Seit über 10 Jahren werfen die Azubi-Recruiting Trends Schlaglichter auf Aktuelles in der dualen Ausbildung, identifizieren dabei praktische Mängel sowie blinde Flecken und weisen auf Verbesserungsmöglichkeiten hin. Im letzten Jahr nahmen 4.284 Schüler und Azubis sowie 1.639 Ausbildungsverantwortliche aus ganz Deutschland daran teil. Wie gewohnt, wird Deutschlands größte doppelperspektivische Studie zur dualen Ausbildung auch in diesem Jahr von Prof. Dr. Christoph Beck (Hochschule Koblenz) wissenschaftlich begleitet. Studienpartner ist wieder die Aubi-plus GmbH. Die Studie Azubi-Recruiting Trends hatte 2023 die mangelnde Berufsorientierung in allgemeinbildenden Schulen als Hauptursache für die Nachwuchssorgen in der dualen Ausbildung ausgemacht. In diesem Jahr bleiben die Macher der Untersuchung am Thema Schule dran, wobei diesmal die Berufsschule einen der Schwerpunkte der Untersuchung darstellt, wie es heißt. Wie gewohnt, zeigt die Studie die Perspektive der Schüler und Auszubildenden und der ausbildenden Unternehmen auf.
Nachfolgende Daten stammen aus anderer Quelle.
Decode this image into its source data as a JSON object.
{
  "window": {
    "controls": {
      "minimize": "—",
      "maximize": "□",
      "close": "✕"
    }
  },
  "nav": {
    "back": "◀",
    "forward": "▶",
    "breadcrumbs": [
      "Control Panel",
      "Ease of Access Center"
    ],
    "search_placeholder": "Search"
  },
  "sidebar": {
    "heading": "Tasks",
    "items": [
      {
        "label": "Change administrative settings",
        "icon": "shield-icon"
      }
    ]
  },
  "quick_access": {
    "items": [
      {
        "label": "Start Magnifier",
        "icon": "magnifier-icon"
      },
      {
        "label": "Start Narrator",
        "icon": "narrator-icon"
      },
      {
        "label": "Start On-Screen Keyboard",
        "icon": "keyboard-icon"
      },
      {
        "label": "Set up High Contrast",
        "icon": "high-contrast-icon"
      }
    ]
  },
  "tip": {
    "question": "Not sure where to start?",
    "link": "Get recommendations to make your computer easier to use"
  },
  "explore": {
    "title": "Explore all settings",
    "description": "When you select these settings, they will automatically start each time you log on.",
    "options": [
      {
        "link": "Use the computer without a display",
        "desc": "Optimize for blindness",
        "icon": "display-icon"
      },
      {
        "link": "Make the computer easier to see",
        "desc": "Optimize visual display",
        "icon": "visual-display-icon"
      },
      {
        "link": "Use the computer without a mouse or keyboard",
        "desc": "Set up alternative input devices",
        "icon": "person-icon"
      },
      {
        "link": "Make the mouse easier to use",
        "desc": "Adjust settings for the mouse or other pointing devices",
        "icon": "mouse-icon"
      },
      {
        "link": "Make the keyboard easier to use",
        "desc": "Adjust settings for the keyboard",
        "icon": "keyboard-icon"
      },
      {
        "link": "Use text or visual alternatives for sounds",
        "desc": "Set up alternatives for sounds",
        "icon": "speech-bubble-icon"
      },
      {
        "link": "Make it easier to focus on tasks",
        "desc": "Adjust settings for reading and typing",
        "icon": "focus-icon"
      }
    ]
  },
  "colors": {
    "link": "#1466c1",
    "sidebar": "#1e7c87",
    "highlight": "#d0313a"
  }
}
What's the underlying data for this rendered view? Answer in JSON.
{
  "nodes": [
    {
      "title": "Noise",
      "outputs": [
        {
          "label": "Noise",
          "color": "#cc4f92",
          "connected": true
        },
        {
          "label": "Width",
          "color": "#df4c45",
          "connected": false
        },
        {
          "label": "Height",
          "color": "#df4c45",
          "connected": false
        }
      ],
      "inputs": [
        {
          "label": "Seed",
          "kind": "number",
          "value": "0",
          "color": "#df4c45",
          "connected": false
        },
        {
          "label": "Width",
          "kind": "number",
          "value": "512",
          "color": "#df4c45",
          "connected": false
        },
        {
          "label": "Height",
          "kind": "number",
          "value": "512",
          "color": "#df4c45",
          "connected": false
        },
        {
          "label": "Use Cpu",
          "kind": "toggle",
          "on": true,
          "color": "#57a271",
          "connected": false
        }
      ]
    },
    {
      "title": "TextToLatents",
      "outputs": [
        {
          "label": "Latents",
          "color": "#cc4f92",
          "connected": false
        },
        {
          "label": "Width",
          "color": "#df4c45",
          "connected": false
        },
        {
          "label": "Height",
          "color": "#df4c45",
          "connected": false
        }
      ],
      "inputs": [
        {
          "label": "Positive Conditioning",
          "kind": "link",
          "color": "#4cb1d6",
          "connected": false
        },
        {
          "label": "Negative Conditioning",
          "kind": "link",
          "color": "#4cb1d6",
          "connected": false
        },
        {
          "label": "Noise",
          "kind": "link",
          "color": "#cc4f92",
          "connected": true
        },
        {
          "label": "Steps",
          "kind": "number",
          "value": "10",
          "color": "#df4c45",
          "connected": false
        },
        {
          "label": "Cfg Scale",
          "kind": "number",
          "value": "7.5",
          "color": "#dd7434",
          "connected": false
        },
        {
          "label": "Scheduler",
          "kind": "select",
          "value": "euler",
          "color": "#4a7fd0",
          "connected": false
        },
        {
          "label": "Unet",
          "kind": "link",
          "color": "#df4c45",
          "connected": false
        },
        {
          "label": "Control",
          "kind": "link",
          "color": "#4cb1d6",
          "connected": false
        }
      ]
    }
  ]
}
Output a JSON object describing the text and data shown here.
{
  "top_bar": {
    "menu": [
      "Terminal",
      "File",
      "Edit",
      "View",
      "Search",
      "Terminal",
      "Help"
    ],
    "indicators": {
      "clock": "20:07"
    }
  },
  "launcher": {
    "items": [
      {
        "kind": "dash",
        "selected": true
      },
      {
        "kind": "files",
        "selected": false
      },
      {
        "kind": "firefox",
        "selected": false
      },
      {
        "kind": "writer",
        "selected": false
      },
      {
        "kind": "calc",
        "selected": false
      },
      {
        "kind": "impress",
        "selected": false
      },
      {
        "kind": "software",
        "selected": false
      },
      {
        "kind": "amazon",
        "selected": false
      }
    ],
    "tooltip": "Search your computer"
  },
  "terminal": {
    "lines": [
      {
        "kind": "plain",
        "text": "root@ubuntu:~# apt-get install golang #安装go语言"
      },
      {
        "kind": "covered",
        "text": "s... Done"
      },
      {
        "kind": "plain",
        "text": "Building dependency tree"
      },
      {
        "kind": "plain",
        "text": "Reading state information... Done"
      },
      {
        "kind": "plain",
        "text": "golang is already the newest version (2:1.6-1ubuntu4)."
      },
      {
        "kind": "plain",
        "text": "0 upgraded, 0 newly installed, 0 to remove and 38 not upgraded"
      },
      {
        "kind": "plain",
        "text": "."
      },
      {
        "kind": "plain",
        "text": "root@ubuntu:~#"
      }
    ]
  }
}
Die Ausbildung soll besser und attraktiver werden

In 2024 stehen außer den Recruitingklassikern wie Azubimarketing via Social Media und Bewerbungsprozesse für Azubis auch die Rolle der künstlichen Intelligenz (KI) auf dem Programm. Die Autor der Studie fragen dabei nach der Phase des Übergangs zwischen Schule und Beruf sowie nach dem Blick der Auszubildenden und Ausbildenden auf das Thema Berufsschule. Der Schwerpunkt liegt auch diesmal darauf, wie Ausbildungsorganisationen ihre Angebote besser auf die Generation Z zuschneiden und effektiv bewerben können. (Zur Generation Z zählen vorwiegend Leute, die zwischen 1997 und 2012 geboren wurden. Das Z steht für den Begriff „Zoomer“).

Schüler, Azubis und Ausbilder bitte bis Ende März mitmachen!

Bis zum 31. März können Schüler, Azubis und duale Studenten hier sowie Ausbildungsverantwortliche hier an der Untersuchung teilnehmen, so die Macher. Ab Juni würden die Studienpartner U-form und Aubi-plus die Ergebnisse sukzessiv kommunizieren. „Auch in diesem Jahr erwarten wir mit den Azubi-Recruiting Trends überraschende Einsichten und handlungsorientierende Impulse für alle, die die duale Ausbildung besser machen möchten,“ ist sich Felicia Ullrich, die 2024 wieder die Studie koordiniert, sicher. Persönlich finde sie besonders spannend, wie Auszubildende und Ausbildende jeweils auf die Qualität der Ausbildung in Berufsschule und Betrieb blickten.